Google: SRE overload system caused Google’ service down

SRE overload system

Google released an analysis report about March 12 large-scale service disruption, pointing out that the SRE overload system caused the Google cloud storage error rate to increase.

On the 12th, many users around the world reported problems with Gmail, YouTube, Google Drive, Google Music, and other Google services, including parts of North America, South America, Europe, and Asia, and Google subsequently admitted this error. Google Cloud Status Dashboard shows that this failure affected all areas of Google Cloud Storage.

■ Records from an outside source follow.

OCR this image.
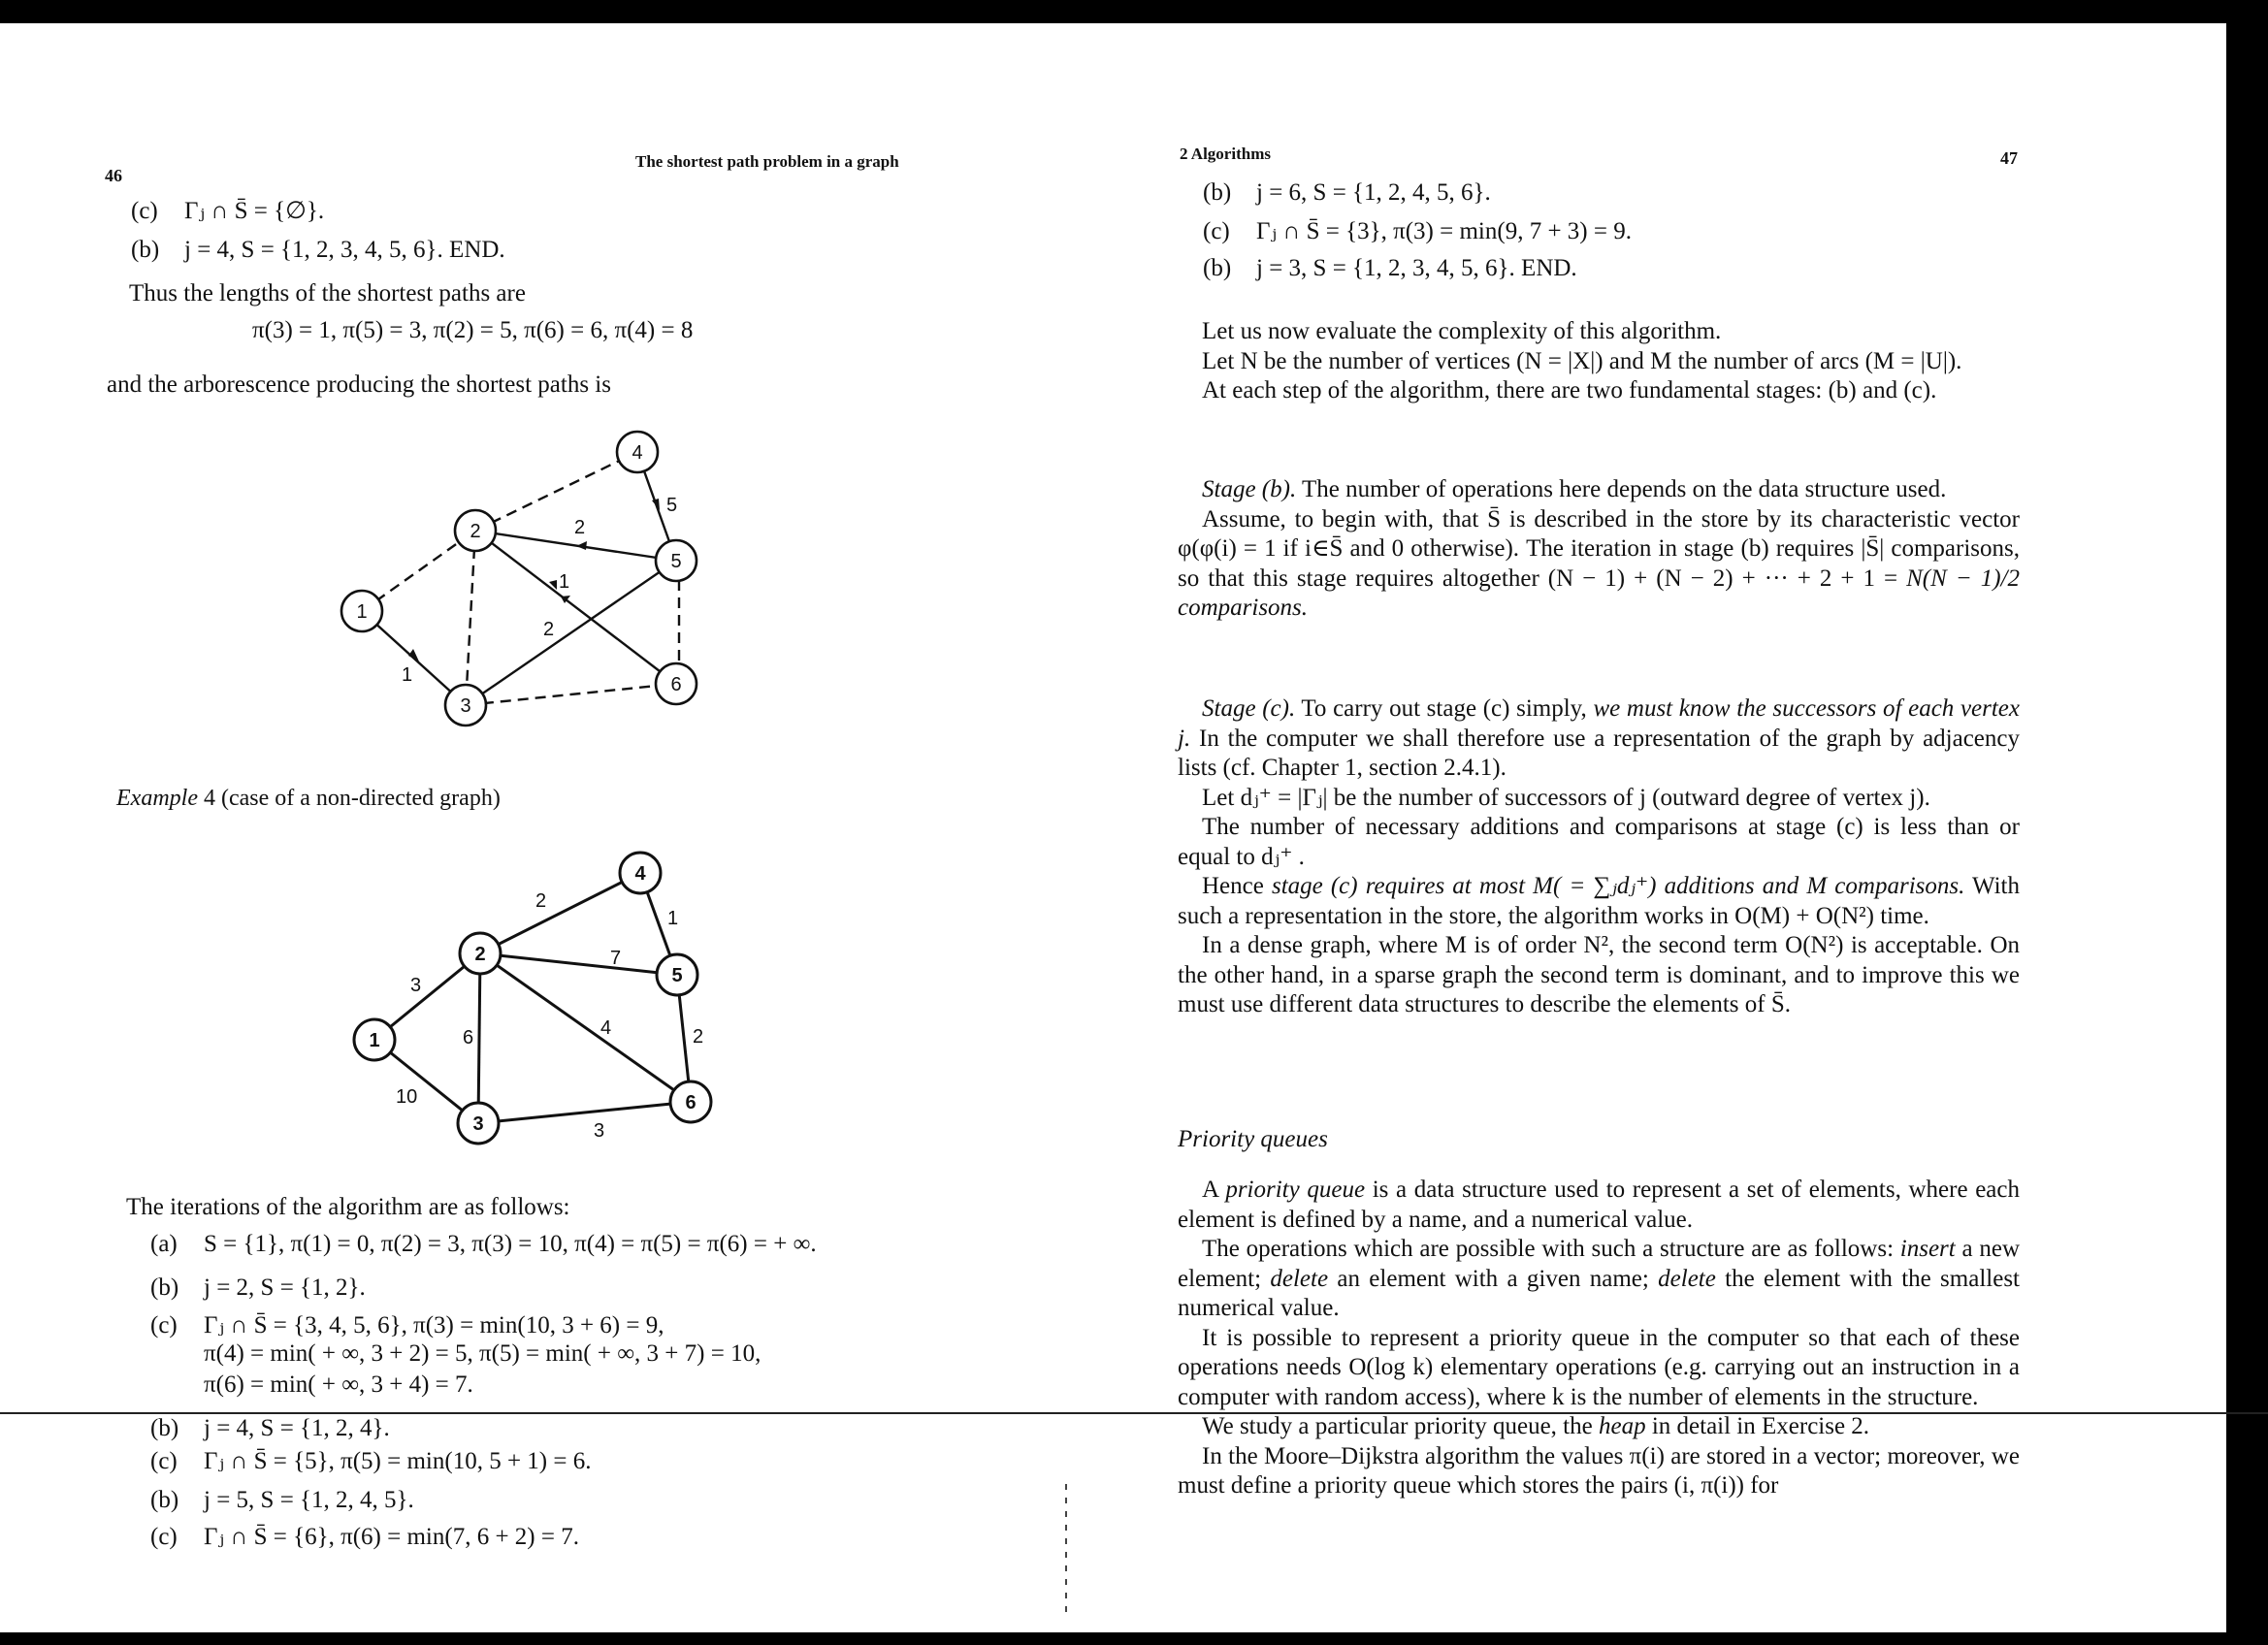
46
The shortest path problem in a graph
(c) Γⱼ ∩ S̄ = {∅}.
(b) j = 4, S = {1, 2, 3, 4, 5, 6}. END.
Thus the lengths of the shortest paths are
π(3) = 1, π(5) = 3, π(2) = 5, π(6) = 6, π(4) = 8
and the arborescence producing the shortest paths is
5
2
1
2
1
1
2
3
4
5
6
Example 4 (case of a non-directed graph)
3
10
6
2
7
4
1
2
3
1
2
3
4
5
6
The iterations of the algorithm are as follows:
(a) S = {1}, π(1) = 0, π(2) = 3, π(3) = 10, π(4) = π(5) = π(6) = + ∞.
(b) j = 2, S = {1, 2}.
(c) Γⱼ ∩ S̄ = {3, 4, 5, 6}, π(3) = min(10, 3 + 6) = 9,
π(4) = min( + ∞, 3 + 2) = 5, π(5) = min( + ∞, 3 + 7) = 10,
π(6) = min( + ∞, 3 + 4) = 7.
(b) j = 4, S = {1, 2, 4}.
(c) Γⱼ ∩ S̄ = {5}, π(5) = min(10, 5 + 1) = 6.
(b) j = 5, S = {1, 2, 4, 5}.
(c) Γⱼ ∩ S̄ = {6}, π(6) = min(7, 6 + 2) = 7.
2 Algorithms	47
(b) j = 6, S = {1, 2, 4, 5, 6}.
(c) Γⱼ ∩ S̄ = {3}, π(3) = min(9, 7 + 3) = 9.
(b) j = 3, S = {1, 2, 3, 4, 5, 6}. END.
Let us now evaluate the complexity of this algorithm.
Let N be the number of vertices (N = |X|) and M the number of arcs (M = |U|).
At each step of the algorithm, there are two fundamental stages: (b) and (c).
Stage (b). The number of operations here depends on the data structure used.
Assume, to begin with, that S̄ is described in the store by its characteristic vector φ(φ(i) = 1 if i∈S̄ and 0 otherwise). The iteration in stage (b) requires |S̄| comparisons, so that this stage requires altogether (N − 1) + (N − 2) + ··· + 2 + 1 = N(N − 1)/2 comparisons.
Stage (c). To carry out stage (c) simply, we must know the successors of each vertex j. In the computer we shall therefore use a representation of the graph by adjacency lists (cf. Chapter 1, section 2.4.1).
Let dⱼ⁺ = |Γⱼ| be the number of successors of j (outward degree of vertex j).
The number of necessary additions and comparisons at stage (c) is less than or equal to dⱼ⁺ .
Hence stage (c) requires at most M( = ∑ⱼdⱼ⁺) additions and M comparisons. With such a representation in the store, the algorithm works in O(M) + O(N²) time.
In a dense graph, where M is of order N², the second term O(N²) is acceptable. On the other hand, in a sparse graph the second term is dominant, and to improve this we must use different data structures to describe the elements of S̄.
Priority queues
A priority queue is a data structure used to represent a set of elements, where each element is defined by a name, and a numerical value.
The operations which are possible with such a structure are as follows: insert a new element; delete an element with a given name; delete the element with the smallest numerical value.
It is possible to represent a priority queue in the computer so that each of these operations needs O(log k) elementary operations (e.g. carrying out an instruction in a computer with random access), where k is the number of elements in the structure.
We study a particular priority queue, the heap in detail in Exercise 2.
In the Moore–Dijkstra algorithm the values π(i) are stored in a vector; moreover, we must define a priority queue which stores the pairs (i, π(i)) for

Raysonho @ Open Grid Scheduler / Grid Engine [CC0], via Wikimedia Commons

Google said that the internal blob (large data object) storage service experienced a 4 hour and 10-minute service interruption. The root cause was analyzed, which indicated that on March 11, Google SRE was significantly increased in the storage resources of the metadata used by the internal blob service; on March 12, in order to reduce resource usage, the SRE made configuration changes, and its side effect was to make The critical part of the system is overloaded to find the location of the blob data, and the increased load eventually leads to error rates.

Google said there will be a separate incident report for the impact of non-Google Cloud Platform services. Google apologizes for the service and application customers affected by the incident and said it is taking steps to increase availability and prevent such disruptions from happening again.